In der letzten Nummer der gleichen Kantate waren Musiker des späteren 19. Jahrhunderts bei den hohen Trompeten-Partien total überfordert, zumal man in Wien damals auf tiefen F-Trompeten spielte. Brahms ließ Bachs 1. Trompete, manchmal auch die 2. Trompete durch die Klarinetten vertreten, behielt zugleich jedoch alle drei Trompeten im Orchestersatz, wo sie von ihm nun neue tiefere Partien bekamen; dadurch erweiterte und bereicherte er den ursprünglichen Blechbläserchor auf vier bzw. fünf Partien.

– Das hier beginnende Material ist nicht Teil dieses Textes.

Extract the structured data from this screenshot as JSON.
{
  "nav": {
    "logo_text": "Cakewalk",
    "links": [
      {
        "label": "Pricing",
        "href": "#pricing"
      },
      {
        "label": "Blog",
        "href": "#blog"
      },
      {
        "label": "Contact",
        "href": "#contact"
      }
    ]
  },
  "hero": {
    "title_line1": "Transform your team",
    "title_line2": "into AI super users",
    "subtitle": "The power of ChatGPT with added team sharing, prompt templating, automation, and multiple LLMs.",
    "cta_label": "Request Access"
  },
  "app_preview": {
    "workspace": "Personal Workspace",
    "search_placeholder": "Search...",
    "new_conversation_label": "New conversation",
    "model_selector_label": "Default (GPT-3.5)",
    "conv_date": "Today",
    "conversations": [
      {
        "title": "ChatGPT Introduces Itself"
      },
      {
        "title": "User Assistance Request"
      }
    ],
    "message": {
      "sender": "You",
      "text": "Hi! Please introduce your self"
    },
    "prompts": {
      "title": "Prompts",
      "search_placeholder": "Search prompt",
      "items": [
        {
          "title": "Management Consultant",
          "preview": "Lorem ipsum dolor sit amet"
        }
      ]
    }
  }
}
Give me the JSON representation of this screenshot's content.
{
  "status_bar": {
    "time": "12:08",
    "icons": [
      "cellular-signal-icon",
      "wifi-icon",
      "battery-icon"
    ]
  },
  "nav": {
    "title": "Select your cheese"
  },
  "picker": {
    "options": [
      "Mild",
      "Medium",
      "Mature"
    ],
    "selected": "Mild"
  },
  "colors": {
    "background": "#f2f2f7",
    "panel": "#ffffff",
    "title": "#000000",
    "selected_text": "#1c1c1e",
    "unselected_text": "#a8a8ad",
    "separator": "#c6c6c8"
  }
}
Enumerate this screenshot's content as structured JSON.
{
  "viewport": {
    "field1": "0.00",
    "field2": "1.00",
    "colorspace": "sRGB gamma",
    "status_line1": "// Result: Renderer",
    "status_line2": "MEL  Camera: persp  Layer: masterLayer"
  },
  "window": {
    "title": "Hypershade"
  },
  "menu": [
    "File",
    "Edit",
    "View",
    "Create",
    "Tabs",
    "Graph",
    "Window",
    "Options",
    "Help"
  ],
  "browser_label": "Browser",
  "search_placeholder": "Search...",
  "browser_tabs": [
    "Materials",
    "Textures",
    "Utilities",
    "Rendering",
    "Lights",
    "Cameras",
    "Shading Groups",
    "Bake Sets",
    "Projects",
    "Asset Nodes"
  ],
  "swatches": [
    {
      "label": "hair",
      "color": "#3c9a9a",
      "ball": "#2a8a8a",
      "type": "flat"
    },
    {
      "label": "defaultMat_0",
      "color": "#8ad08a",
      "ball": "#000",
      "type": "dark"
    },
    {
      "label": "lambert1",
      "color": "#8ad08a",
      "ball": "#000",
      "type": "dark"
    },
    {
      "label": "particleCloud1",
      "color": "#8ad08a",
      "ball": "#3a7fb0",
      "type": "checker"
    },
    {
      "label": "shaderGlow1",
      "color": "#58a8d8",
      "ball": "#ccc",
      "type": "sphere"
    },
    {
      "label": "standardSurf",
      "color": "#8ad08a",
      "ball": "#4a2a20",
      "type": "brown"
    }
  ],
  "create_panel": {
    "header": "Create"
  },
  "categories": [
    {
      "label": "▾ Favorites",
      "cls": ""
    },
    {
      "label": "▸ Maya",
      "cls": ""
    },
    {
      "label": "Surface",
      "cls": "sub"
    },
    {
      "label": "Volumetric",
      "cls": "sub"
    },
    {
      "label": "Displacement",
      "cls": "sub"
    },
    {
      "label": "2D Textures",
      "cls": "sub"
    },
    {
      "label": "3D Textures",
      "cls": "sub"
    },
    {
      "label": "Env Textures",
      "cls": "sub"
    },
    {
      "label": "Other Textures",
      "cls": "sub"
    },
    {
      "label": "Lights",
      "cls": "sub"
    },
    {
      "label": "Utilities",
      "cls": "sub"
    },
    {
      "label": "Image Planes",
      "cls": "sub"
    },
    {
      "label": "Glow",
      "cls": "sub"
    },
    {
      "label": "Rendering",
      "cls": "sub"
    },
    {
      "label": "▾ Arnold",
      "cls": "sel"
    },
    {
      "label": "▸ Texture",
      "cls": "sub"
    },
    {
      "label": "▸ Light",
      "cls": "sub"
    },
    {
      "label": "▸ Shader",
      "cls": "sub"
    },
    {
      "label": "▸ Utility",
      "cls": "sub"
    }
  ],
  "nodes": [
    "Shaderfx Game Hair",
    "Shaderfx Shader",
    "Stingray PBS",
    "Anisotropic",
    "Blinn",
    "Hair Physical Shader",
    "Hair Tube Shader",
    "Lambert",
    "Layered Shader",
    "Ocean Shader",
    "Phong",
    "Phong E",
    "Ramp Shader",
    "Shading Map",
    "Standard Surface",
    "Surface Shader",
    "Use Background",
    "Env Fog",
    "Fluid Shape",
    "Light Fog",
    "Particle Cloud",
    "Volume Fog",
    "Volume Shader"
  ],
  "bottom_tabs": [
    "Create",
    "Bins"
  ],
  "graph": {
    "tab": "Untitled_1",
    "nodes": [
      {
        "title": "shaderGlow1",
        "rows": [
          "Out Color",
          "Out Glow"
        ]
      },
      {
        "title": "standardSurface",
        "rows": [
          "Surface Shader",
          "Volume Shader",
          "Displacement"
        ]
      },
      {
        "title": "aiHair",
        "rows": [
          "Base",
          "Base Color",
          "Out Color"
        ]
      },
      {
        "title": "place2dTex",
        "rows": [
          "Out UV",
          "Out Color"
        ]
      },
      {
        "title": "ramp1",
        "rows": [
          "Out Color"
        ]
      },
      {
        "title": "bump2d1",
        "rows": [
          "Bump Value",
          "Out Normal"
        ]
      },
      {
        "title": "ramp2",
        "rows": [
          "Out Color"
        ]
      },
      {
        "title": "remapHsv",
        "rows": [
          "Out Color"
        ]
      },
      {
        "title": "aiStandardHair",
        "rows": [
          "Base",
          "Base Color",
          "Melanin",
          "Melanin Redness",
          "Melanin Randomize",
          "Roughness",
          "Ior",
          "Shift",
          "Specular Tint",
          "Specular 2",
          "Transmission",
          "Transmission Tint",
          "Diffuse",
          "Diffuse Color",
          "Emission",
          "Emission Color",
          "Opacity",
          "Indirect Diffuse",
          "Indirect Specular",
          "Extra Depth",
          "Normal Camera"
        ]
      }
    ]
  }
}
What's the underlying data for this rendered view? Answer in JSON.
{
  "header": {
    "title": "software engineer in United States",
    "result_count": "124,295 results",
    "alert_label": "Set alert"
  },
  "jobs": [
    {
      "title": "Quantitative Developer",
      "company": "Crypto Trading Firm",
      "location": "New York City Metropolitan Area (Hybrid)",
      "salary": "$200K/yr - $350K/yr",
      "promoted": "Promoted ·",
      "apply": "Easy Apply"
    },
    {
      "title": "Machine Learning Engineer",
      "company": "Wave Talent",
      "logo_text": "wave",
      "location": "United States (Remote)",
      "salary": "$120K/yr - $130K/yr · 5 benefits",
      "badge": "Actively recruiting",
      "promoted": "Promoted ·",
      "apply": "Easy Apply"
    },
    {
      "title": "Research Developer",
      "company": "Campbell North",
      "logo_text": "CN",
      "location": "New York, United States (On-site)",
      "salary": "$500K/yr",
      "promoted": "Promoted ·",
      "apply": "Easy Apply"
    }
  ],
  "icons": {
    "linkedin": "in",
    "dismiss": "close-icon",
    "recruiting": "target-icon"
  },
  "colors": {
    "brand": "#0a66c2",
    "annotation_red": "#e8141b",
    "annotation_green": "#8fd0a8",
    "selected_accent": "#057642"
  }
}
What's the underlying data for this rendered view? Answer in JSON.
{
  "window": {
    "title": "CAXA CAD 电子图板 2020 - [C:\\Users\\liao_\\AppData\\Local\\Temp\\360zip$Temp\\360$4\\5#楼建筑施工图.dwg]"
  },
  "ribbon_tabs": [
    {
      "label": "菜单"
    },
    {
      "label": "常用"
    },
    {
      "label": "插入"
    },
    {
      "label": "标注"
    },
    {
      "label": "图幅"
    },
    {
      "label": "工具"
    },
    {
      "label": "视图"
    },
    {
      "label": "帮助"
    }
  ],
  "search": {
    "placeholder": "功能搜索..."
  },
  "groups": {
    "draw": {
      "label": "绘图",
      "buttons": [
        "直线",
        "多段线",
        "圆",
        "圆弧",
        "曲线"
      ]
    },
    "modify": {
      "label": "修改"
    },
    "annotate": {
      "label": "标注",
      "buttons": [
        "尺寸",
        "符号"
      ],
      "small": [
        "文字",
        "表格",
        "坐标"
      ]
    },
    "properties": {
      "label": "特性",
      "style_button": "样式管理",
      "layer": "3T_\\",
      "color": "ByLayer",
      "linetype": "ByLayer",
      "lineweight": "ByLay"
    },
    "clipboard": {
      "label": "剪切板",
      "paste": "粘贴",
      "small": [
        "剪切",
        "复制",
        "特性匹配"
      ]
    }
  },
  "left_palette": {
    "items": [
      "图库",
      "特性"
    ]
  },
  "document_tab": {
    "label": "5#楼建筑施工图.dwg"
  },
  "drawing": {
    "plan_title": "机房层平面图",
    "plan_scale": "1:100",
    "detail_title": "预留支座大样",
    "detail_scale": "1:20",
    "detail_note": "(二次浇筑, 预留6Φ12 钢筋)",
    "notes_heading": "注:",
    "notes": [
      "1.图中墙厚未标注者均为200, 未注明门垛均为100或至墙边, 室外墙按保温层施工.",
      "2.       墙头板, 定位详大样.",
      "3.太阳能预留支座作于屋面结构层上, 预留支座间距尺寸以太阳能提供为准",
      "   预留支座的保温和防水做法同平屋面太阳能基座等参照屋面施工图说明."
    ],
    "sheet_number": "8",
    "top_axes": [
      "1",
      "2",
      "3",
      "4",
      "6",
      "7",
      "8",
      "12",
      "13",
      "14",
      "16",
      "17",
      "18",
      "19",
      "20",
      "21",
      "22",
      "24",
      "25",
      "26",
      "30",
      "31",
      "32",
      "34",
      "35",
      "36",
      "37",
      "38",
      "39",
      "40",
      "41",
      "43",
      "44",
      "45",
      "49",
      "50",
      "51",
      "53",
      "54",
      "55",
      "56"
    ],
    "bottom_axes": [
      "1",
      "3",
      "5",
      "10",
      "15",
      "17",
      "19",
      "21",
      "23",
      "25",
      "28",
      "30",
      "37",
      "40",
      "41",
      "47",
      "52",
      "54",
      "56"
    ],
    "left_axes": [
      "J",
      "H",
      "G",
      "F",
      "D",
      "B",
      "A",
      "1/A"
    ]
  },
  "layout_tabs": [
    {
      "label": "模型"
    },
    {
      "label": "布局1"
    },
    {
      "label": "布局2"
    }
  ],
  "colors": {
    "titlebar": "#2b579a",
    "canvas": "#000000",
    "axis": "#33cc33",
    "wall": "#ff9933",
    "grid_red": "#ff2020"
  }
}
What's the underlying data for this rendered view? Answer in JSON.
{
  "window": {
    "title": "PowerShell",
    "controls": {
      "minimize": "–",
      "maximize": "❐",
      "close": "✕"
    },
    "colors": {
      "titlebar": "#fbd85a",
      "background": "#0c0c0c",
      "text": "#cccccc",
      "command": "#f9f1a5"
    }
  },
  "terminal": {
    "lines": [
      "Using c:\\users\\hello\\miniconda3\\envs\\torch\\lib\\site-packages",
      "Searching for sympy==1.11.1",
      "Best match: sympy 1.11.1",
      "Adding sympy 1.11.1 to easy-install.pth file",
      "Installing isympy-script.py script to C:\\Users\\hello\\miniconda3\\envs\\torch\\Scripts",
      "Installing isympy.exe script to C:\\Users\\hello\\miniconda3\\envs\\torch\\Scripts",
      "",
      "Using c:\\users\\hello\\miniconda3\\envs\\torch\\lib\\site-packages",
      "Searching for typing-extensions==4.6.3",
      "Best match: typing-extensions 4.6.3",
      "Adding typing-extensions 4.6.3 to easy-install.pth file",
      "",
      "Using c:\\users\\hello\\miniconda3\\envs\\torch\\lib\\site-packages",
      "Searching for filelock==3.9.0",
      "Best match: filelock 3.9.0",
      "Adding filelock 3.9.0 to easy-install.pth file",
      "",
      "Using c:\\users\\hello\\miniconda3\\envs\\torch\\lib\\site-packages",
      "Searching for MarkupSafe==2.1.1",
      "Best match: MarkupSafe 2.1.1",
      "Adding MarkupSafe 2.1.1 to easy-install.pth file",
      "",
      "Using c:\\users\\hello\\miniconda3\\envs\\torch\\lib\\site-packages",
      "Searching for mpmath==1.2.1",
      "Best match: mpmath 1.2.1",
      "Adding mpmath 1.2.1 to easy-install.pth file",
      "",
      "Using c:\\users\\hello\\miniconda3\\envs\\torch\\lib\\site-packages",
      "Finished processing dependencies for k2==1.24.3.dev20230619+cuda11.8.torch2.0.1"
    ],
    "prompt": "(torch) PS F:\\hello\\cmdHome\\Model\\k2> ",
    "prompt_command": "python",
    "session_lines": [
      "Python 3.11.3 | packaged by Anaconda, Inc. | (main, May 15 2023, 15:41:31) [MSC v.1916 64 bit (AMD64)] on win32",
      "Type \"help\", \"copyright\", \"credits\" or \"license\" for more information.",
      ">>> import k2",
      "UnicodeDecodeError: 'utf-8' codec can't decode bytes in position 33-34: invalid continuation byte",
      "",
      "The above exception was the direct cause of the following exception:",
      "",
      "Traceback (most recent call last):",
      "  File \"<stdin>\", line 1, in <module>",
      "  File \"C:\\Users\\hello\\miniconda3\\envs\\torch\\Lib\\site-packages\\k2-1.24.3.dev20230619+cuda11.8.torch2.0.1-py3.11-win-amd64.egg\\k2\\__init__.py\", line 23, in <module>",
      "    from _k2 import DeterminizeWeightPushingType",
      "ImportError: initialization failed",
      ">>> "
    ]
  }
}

Die Continuo-Aussetzung dieser Nummer ist klanglich besonders dicht konzipiert durch Akkorden mit bis zu 7 Noten, wohl weil es im Großen Redoutensaal der Wiener Hofburg, wo die Kantaten-Aufführung stattfand, keine Orgel gab und man für Konzerte jedes Mal ein relativ kleines Orgelpositiv herbeischaffen musste.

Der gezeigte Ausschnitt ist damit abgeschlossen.